The incidents were "part of a larger, concerted, and ongoing influence campaign" which was "aligned with Russian security interests", it said.

'Ghostwriter'

It called the campaign "Ghostwriter" because the hackers broke into news websites in the Baltic countries and Poland to insert fake stories on their webpages.

In one example, in September last year, Ghostwriter hacked Lithuanian website kaunas.kasvyksta.lt and inserted a fake article saying German Nato troops in the country had desecrated a Jewish cemetery.

It also created photoshopped images of the cemetery as purported evidence accompanying the article.

In a second example, in May this year, it compromised seven Polish regional news websites with fake quotes from a US general ridiculing Polish armed forces.

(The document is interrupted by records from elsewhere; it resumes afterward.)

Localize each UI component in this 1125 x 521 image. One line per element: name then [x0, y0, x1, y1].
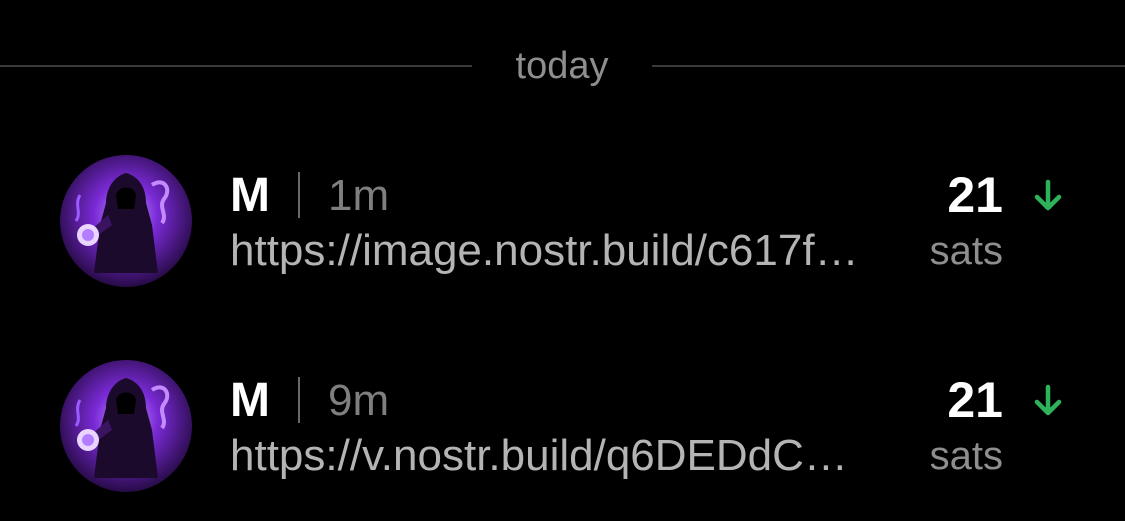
zap-list-item[interactable]: M 9m https://v.nostr.build/q6DEDdC… 21 s… [0, 355, 1125, 495]
date-divider-label: today [515, 45, 609, 87]
zap-unit: sats [929, 229, 1003, 273]
avatar[interactable] [60, 155, 192, 287]
timestamp: 9m [328, 376, 390, 425]
hooded-figure-avatar-icon [60, 155, 192, 287]
sender-name: M [230, 169, 270, 222]
zap-unit: sats [929, 434, 1003, 478]
divider-line-right [652, 65, 1125, 67]
zap-content-link[interactable]: https://image.nostr.build/c617f… [230, 224, 910, 278]
avatar[interactable] [60, 360, 192, 492]
timestamp: 1m [328, 171, 390, 220]
date-divider: today [0, 40, 1125, 92]
hooded-figure-avatar-icon [60, 360, 192, 492]
arrow-down-icon [1034, 384, 1062, 416]
divider-line-left [0, 65, 472, 67]
zap-content-link[interactable]: https://v.nostr.build/q6DEDdC… [230, 429, 910, 483]
sender-name: M [230, 374, 270, 427]
zap-amount: 21 [947, 167, 1003, 223]
zap-amount: 21 [947, 372, 1003, 428]
separator [298, 172, 300, 218]
arrow-down-icon [1034, 179, 1062, 211]
zap-list-item[interactable]: M 1m https://image.nostr.build/c617f… 21… [0, 150, 1125, 290]
separator [298, 377, 300, 423]
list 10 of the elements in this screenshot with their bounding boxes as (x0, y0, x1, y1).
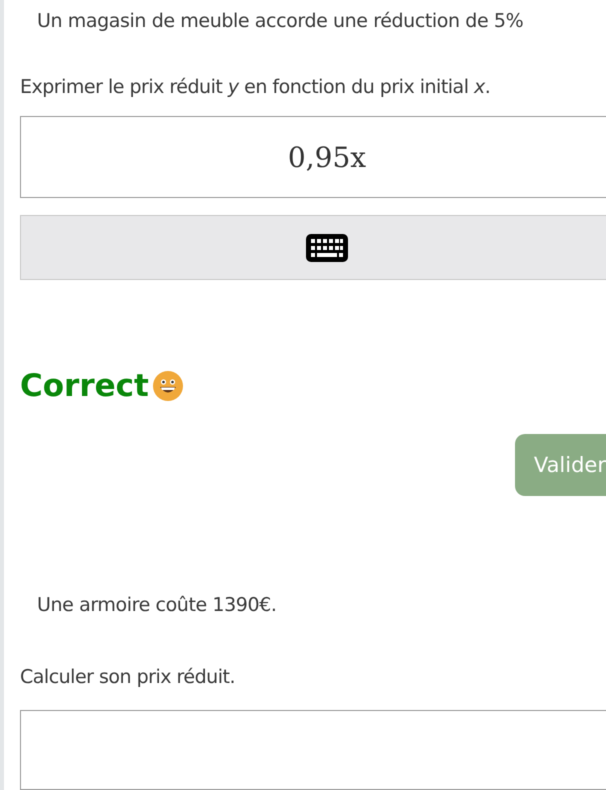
keyboard-toggle-button[interactable] (20, 215, 606, 280)
problem-statement: Un magasin de meuble accorde une réduction de 5% (36, 9, 524, 32)
keyboard-icon (306, 234, 348, 262)
answer-field[interactable]: 0,95x (20, 116, 606, 198)
smiley-icon (152, 371, 183, 401)
question-prompt: Calculer son prix réduit. (20, 666, 236, 688)
question-prompt: Exprimer le prix réduit y en fonction du prix initial x. (20, 76, 492, 98)
feedback-text: Correct (20, 368, 149, 404)
answer-field[interactable] (20, 710, 606, 790)
problem-statement: Une armoire coûte 1390€. (36, 594, 278, 616)
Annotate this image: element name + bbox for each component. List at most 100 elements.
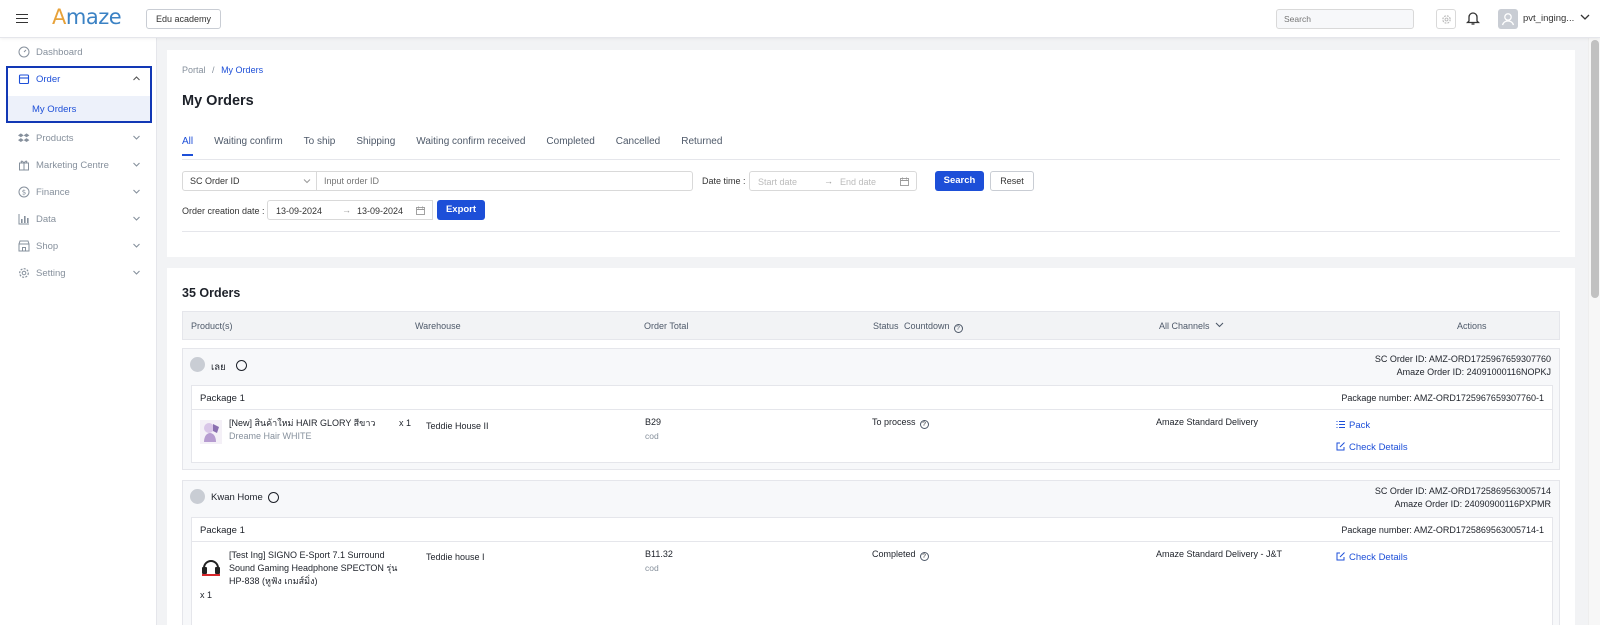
package-title: Package 1 [200,393,245,404]
menu-toggle-icon[interactable] [16,11,28,25]
orders-card: 35 Orders Product(s) Warehouse Order Tot… [167,268,1575,625]
sidebar-item-data[interactable]: Data [0,209,157,229]
orders-count: 35 Orders [182,286,241,300]
order-status-tabs: All Waiting confirm To ship Shipping Wai… [182,136,743,156]
order-status: To process? [872,417,929,429]
page-scrollbar[interactable] [1588,38,1600,625]
calendar-icon [416,206,425,215]
header-search-input[interactable] [1276,9,1414,29]
user-avatar[interactable] [1498,9,1518,29]
order-row: Kwan Home SC Order ID: AMZ-ORD1725869563… [182,480,1560,625]
edit-icon [1336,552,1345,561]
end-date-placeholder: End date [840,177,877,187]
marketing-icon [18,159,30,171]
sidebar-item-shop[interactable]: Shop [0,236,157,256]
sidebar-subitem-my-orders[interactable]: My Orders [8,96,150,122]
gear-icon [18,267,30,279]
check-details-button[interactable]: Check Details [1336,442,1408,453]
shop-icon [18,240,30,252]
warehouse: Teddie house I [426,552,485,562]
tab-returned[interactable]: Returned [681,136,722,156]
sc-order-id: SC Order ID: AMZ-ORD1725967659307760 [1374,354,1551,364]
shop-name[interactable]: Kwan Home [211,492,263,503]
orders-table-header: Product(s) Warehouse Order Total Status … [182,311,1560,340]
chevron-down-icon [132,133,141,142]
payment-method: cod [645,563,659,573]
sidebar-item-label: Products [36,132,74,144]
check-details-button[interactable]: Check Details [1336,552,1408,563]
order-total: B29 [645,417,662,427]
amaze-logo[interactable]: Amaze [52,5,122,29]
help-icon[interactable]: ? [919,552,929,561]
column-warehouse: Warehouse [415,321,461,331]
tab-waiting-confirm-received[interactable]: Waiting confirm received [416,136,525,156]
amaze-order-id: Amaze Order ID: 24091000116NOPKJ [1396,367,1551,377]
tab-to-ship[interactable]: To ship [304,136,336,156]
start-date-placeholder: Start date [758,177,798,187]
breadcrumb-portal[interactable]: Portal [182,65,206,75]
sidebar: Dashboard Order My Orders Products Marke… [0,38,157,625]
chevron-down-icon [1215,322,1224,328]
product-name[interactable]: [New] สินค้าใหม่ HAIR GLORY สีขาว Dreame… [229,417,409,443]
export-button[interactable]: Export [437,200,485,220]
sidebar-item-dashboard[interactable]: Dashboard [0,42,157,62]
date-time-range-picker[interactable]: Start date → End date [749,171,917,191]
shop-name[interactable]: เลย [211,360,226,375]
chat-icon[interactable] [236,360,247,371]
product-image[interactable] [200,554,222,578]
sidebar-item-label: Dashboard [36,46,83,58]
tab-all[interactable]: All [182,136,194,156]
order-icon [18,73,30,85]
product-variant: Dreame Hair WHITE [229,431,312,441]
organization-button[interactable]: Edu academy [146,9,222,29]
sidebar-item-setting[interactable]: Setting [0,263,157,283]
creation-start-date: 13-09-2024 [276,206,323,216]
sidebar-item-label: Order [36,73,61,85]
order-row: เลย SC Order ID: AMZ-ORD1725967659307760… [182,348,1560,470]
finance-icon: $ [18,186,30,198]
order-id-type-select[interactable]: SC Order ID [182,171,317,191]
sidebar-item-finance[interactable]: $ Finance [0,182,157,202]
help-icon[interactable]: ? [953,324,963,333]
delivery-channel: Amaze Standard Delivery - J&T [1156,549,1283,559]
page-title: My Orders [182,93,254,109]
column-actions: Actions [1457,321,1487,331]
sidebar-item-marketing-centre[interactable]: Marketing Centre [0,155,157,175]
tab-shipping[interactable]: Shipping [356,136,395,156]
channels-filter[interactable]: All Channels [1159,321,1224,331]
filter-card: Portal / My Orders My Orders All Waiting… [167,50,1575,257]
chat-icon[interactable] [268,492,279,503]
sc-order-id: SC Order ID: AMZ-ORD1725869563005714 [1374,486,1551,496]
pack-button[interactable]: Pack [1336,420,1370,431]
package-block: Package 1 Package number: AMZ-ORD1725869… [191,517,1553,625]
sidebar-item-order[interactable]: Order [0,69,157,89]
order-id-input[interactable] [317,171,693,191]
breadcrumb: Portal / My Orders [182,65,264,75]
reset-button[interactable]: Reset [990,171,1034,191]
svg-text:$: $ [22,189,26,197]
help-icon[interactable]: ? [919,420,929,429]
chevron-down-icon [303,177,311,185]
breadcrumb-current[interactable]: My Orders [221,65,263,75]
scrollbar-thumb[interactable] [1591,40,1599,298]
sidebar-item-products[interactable]: Products [0,128,157,148]
search-button[interactable]: Search [935,171,984,191]
settings-gear-icon[interactable] [1436,9,1456,29]
user-name[interactable]: pvt_inging... [1523,13,1574,24]
chevron-up-icon [132,74,141,83]
products-icon [18,132,30,144]
amaze-order-id: Amaze Order ID: 24090900116PXPMR [1394,499,1551,509]
tab-cancelled[interactable]: Cancelled [616,136,660,156]
chevron-down-icon[interactable] [1580,12,1590,22]
bell-icon[interactable] [1465,10,1482,28]
tab-waiting-confirm[interactable]: Waiting confirm [214,136,283,156]
tab-completed[interactable]: Completed [546,136,594,156]
package-number: Package number: AMZ-ORD1725869563005714-… [1341,525,1544,535]
product-image[interactable] [200,420,222,444]
product-name[interactable]: [Test Ing] SIGNO E-Sport 7.1 Surround So… [229,549,409,588]
sidebar-item-label: Marketing Centre [36,159,109,171]
creation-date-range-picker[interactable]: 13-09-2024 → 13-09-2024 [267,200,433,220]
calendar-icon [900,177,909,186]
sidebar-item-label: Finance [36,186,70,198]
date-time-label: Date time : [702,176,746,186]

Ghostwriter also published bogus content that Nato soldiers were spreading coronavirus in the region, raping people, and running over children in armoured cars

And it used fake online personas to send links to the fake stories to other media.

Borrell's diplomatic service has a special cell for debunking Russian propaganda.

But the EU has no counter-propaganda sanctions on the cybercrime, chemical weapons, or human rights model.

"Ghostwriter is already targeting the West, but the methods associated with it will be seen more and more in Europe and the US as a means to alter perception there," Mandiant Solutions tech expert John Hultquist said in a statement.

"The method of hacking media sites to push fabricated narratives is a powerful one," he added.